The "love at first sight" moment for me was when I climbed into the driver's seat of my first Honda Odyssey. I was immediately smitten with the feeling of "everything is here, just where it should be" (in spite of the fact that the right edges of the sound and temperature controls were slightly more of a reach than I would have wanted) because the configuration and spacing for all the controls was appropriate and comfortable.
ps - I grew up in the 1950s-1960s when dashboards were metal and bristled with all manner of pokers and stabbers, and seat belts (including shoulder belts) were not mandatory in the US until 1968 - although most cars had front seat lap belts by the early 1960s
I've come to appreciate normal cars a lot more in the recent past. I particularly have grown to like cars that age well. Cloth seats and simple design, hard plastics that don't age, scratch easily, or creak.
For me, the car that scratched the itch for a "fun but simple" project was a first gen Miata. It's a very overplayed answer in the car world, not powerful at all and the styling is... divisive, but man are they fun to drive and work on. If you keep them mostly stock and can find one without much rust, they're cheap thrills.

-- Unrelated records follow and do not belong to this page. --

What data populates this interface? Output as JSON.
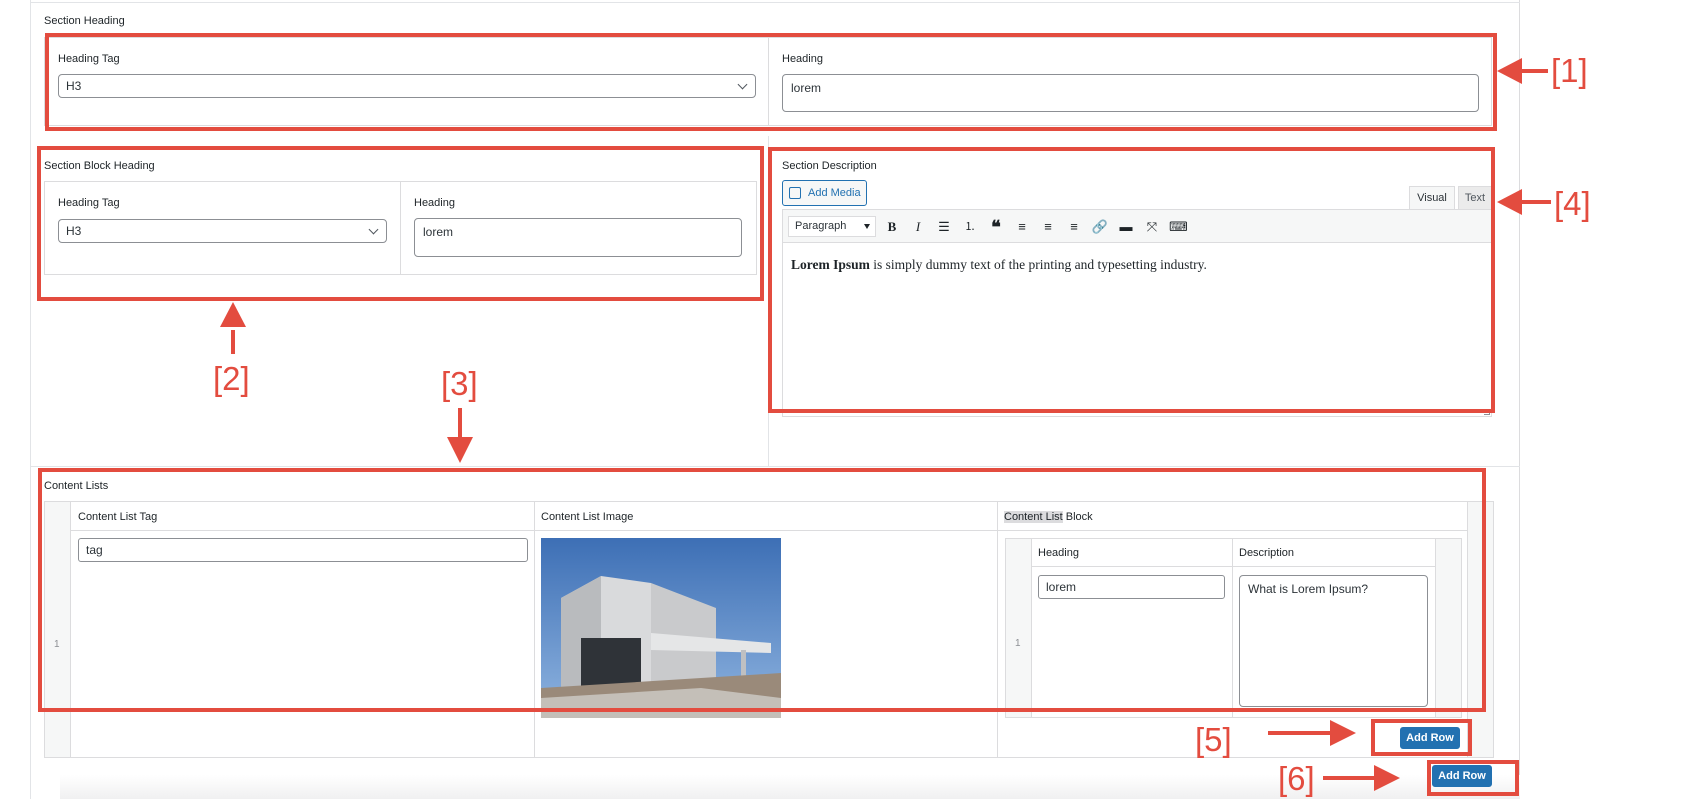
{
  "section_heading": {
    "title": "Section Heading",
    "tag_label": "Heading Tag",
    "tag_value": "H3",
    "heading_label": "Heading",
    "heading_value": "lorem"
  },
  "section_block_heading": {
    "title": "Section Block Heading",
    "tag_label": "Heading Tag",
    "tag_value": "H3",
    "heading_label": "Heading",
    "heading_value": "lorem"
  },
  "section_description": {
    "title": "Section Description",
    "add_media_label": "Add Media",
    "tab_visual": "Visual",
    "tab_text": "Text",
    "format_value": "Paragraph",
    "content_bold": "Lorem Ipsum",
    "content_rest": " is simply dummy text of the printing and typesetting industry.",
    "toolbar_icons": [
      "bold-icon",
      "italic-icon",
      "bulleted-list-icon",
      "numbered-list-icon",
      "blockquote-icon",
      "align-left-icon",
      "align-center-icon",
      "align-right-icon",
      "link-icon",
      "read-more-icon",
      "fullscreen-icon",
      "toolbar-toggle-icon"
    ]
  },
  "content_lists": {
    "title": "Content Lists",
    "col_tag": "Content List Tag",
    "col_image": "Content List Image",
    "col_block_highlight": "Content List",
    "col_block_rest": " Block",
    "row_number": "1",
    "tag_value": "tag",
    "inner": {
      "col_heading": "Heading",
      "col_description": "Description",
      "row_number": "1",
      "heading_value": "lorem",
      "description_value": "What is Lorem Ipsum?"
    },
    "inner_add_row": "Add Row",
    "outer_add_row": "Add Row"
  },
  "annotations": {
    "a1": "[1]",
    "a2": "[2]",
    "a3": "[3]",
    "a4": "[4]",
    "a5": "[5]",
    "a6": "[6]"
  },
  "colors": {
    "annotation_red": "#e34c3f",
    "wp_blue": "#2271b1"
  }
}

You can do most of their engine maintenance with basic hand tools. Mazda is still producing parts for them OEM despite it being a 33 year old platform. The aftermarket and forum support for them is huge. They're as basic as any car made in the last 40 years could ever come: most of the interior parts are hard wearing cloth and plastic, the vast majority have a manual transmission, and the most technologically advanced thing in them is the radio (and they were built so simply that the base models didn't even get one of those.)